When a man falls to his death from a museum balcony, the artist (bearing some resemblance to Louise Bourgeois) and her entourage talk about him very briefly before managing to turn the suicide into a talk about their work again, frustrated that a man taking his own life has distracted from an important female artist’s big moment. While this might, in another author’s hands, be a darkly satirical scene about the sociopathy of the art world, here it is just alienating and off. It is one of many moments that betrays a seemingly chronic inability to recognise other people as anything other than props in one’s interior monologue.

The author comes and goes as she pleases, mostly hiding behind long, often incoherent, obtuse conversations. She writes about other artists doing things to hint that she also is doing those things – taking the role of invisible director, moving things around behind the scenes. And perhaps there is a kind of realism in the way it takes all these disjointed conversations, exhibitions, and unresolved tensions to get to a place where the narrator, or narrators, can express anything directly. A depiction of emotional impotence becomes a frustrating ordeal for the receiving reader though.  

While Parade could be understood as a kind of Dada joke, a prank, it is not an especially funny or radical one. It’s one thing to be stuck in an exhibition gallery for 20 minutes, seeing random conceptual art that seems to have no actual meaning; but to be stuck in a novel – for a whole day, perhaps – is a nightmare. Having to stay with these aimless monologues and characters, have them inside your own head, seems an intrusion I would rather not indulge for the sake of noticing that people sometimes perform roles in life, that representation is not always reliable (shocker!). It feels at times as though Cusk is punishing her readers intentionally, experimenting on them in a tediously sadomasochistic dynamic. It seems arrogant, a waste of time.  

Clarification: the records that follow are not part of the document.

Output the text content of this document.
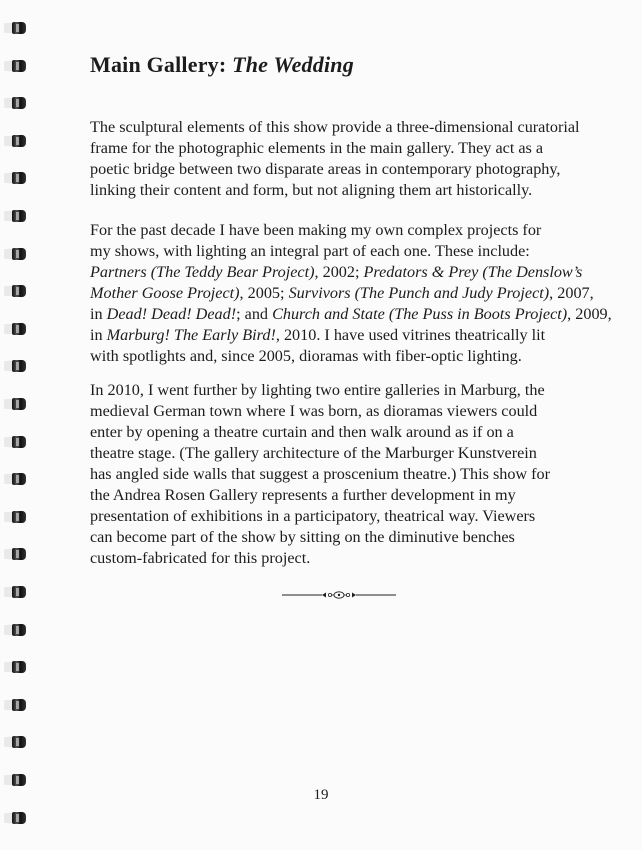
Main Gallery: The Wedding
The sculptural elements of this show provide a three-dimensional curatorial
frame for the photographic elements in the main gallery. They act as a
poetic bridge between two disparate areas in contemporary photography,
linking their content and form, but not aligning them art historically.
For the past decade I have been making my own complex projects for
my shows, with lighting an integral part of each one. These include:
Partners (The Teddy Bear Project), 2002; Predators & Prey (The Denslow’s
Mother Goose Project), 2005; Survivors (The Punch and Judy Project), 2007,
in Dead! Dead! Dead!; and Church and State (The Puss in Boots Project), 2009,
in Marburg! The Early Bird!, 2010. I have used vitrines theatrically lit
with spotlights and, since 2005, dioramas with fiber-optic lighting.
In 2010, I went further by lighting two entire galleries in Marburg, the
medieval German town where I was born, as dioramas viewers could
enter by opening a theatre curtain and then walk around as if on a
theatre stage. (The gallery architecture of the Marburger Kunstverein
has angled side walls that suggest a proscenium theatre.) This show for
the Andrea Rosen Gallery represents a further development in my
presentation of exhibitions in a participatory, theatrical way. Viewers
can become part of the show by sitting on the diminutive benches
custom-fabricated for this project.
19
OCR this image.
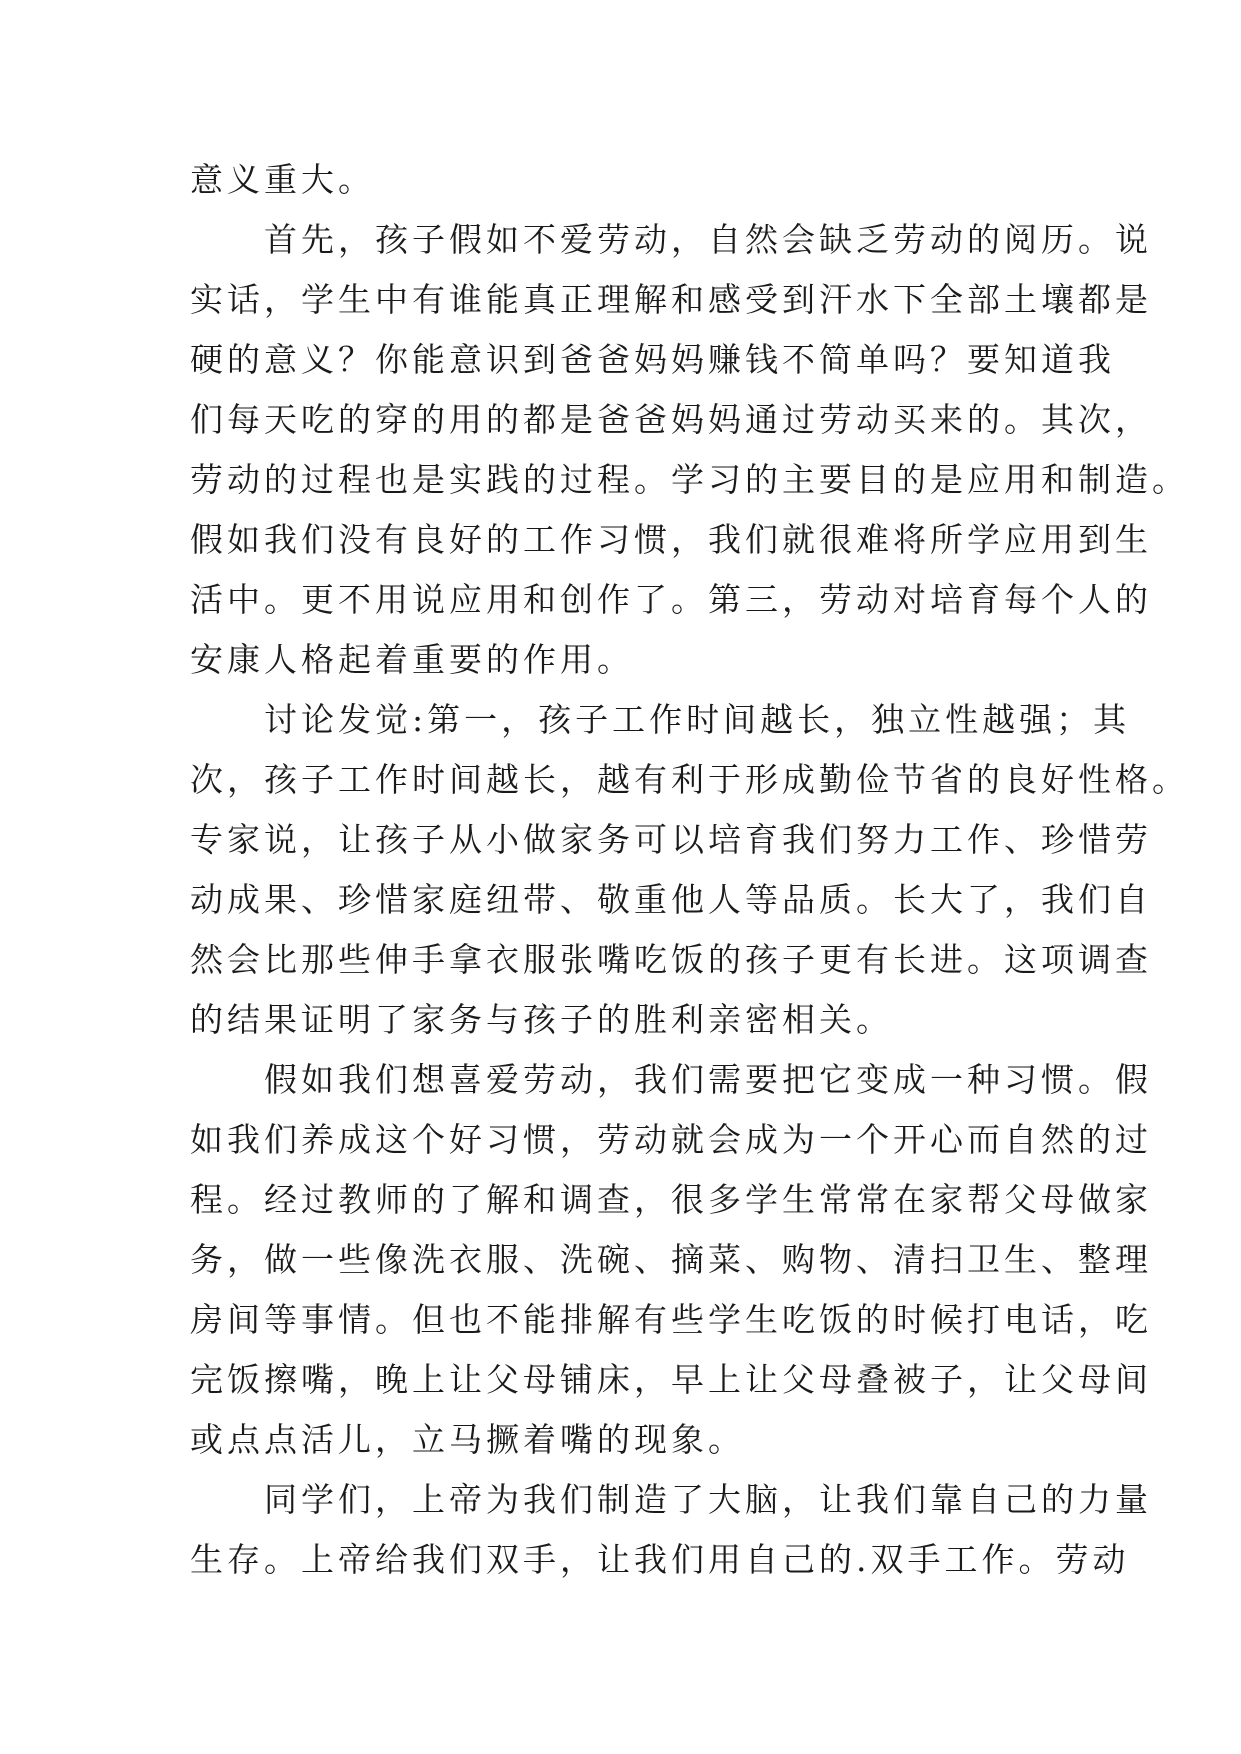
意义重大。
　　首先，孩子假如不爱劳动，自然会缺乏劳动的阅历。说
实话，学生中有谁能真正理解和感受到汗水下全部土壤都是
硬的意义？你能意识到爸爸妈妈赚钱不简单吗？要知道我
们每天吃的穿的用的都是爸爸妈妈通过劳动买来的。其次，
劳动的过程也是实践的过程。学习的主要目的是应用和制造。
假如我们没有良好的工作习惯，我们就很难将所学应用到生
活中。更不用说应用和创作了。第三，劳动对培育每个人的
安康人格起着重要的作用。
　　讨论发觉:第一，孩子工作时间越长，独立性越强；其
次，孩子工作时间越长，越有利于形成勤俭节省的良好性格。
专家说，让孩子从小做家务可以培育我们努力工作、珍惜劳
动成果、珍惜家庭纽带、敬重他人等品质。长大了，我们自
然会比那些伸手拿衣服张嘴吃饭的孩子更有长进。这项调查
的结果证明了家务与孩子的胜利亲密相关。
　　假如我们想喜爱劳动，我们需要把它变成一种习惯。假
如我们养成这个好习惯，劳动就会成为一个开心而自然的过
程。经过教师的了解和调查，很多学生常常在家帮父母做家
务，做一些像洗衣服、洗碗、摘菜、购物、清扫卫生、整理
房间等事情。但也不能排解有些学生吃饭的时候打电话，吃
完饭擦嘴，晚上让父母铺床，早上让父母叠被子，让父母间
或点点活儿，立马撅着嘴的现象。
　　同学们，上帝为我们制造了大脑，让我们靠自己的力量
生存。上帝给我们双手，让我们用自己的.双手工作。劳动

Only at the end is it clear where all the dissociation, unreality and evasion of self is coming from, and where a sense of emotional honesty is finally reached. It felt as though author did not really want the reader to read the whole book, however, to get to that vulnerable part. Conscious or not, the novel was an exercise in evasion and dissociation, until the very end, by which time many readers will have given up. This is not to say there is nothing of value; only that the desire to hide, to conceal and to alienate creates a reading experience that most will abandon before they reach the point where they can receive “the truth” that Cusk finally doles out, and which didn’t need a whole novel for its expression anyway.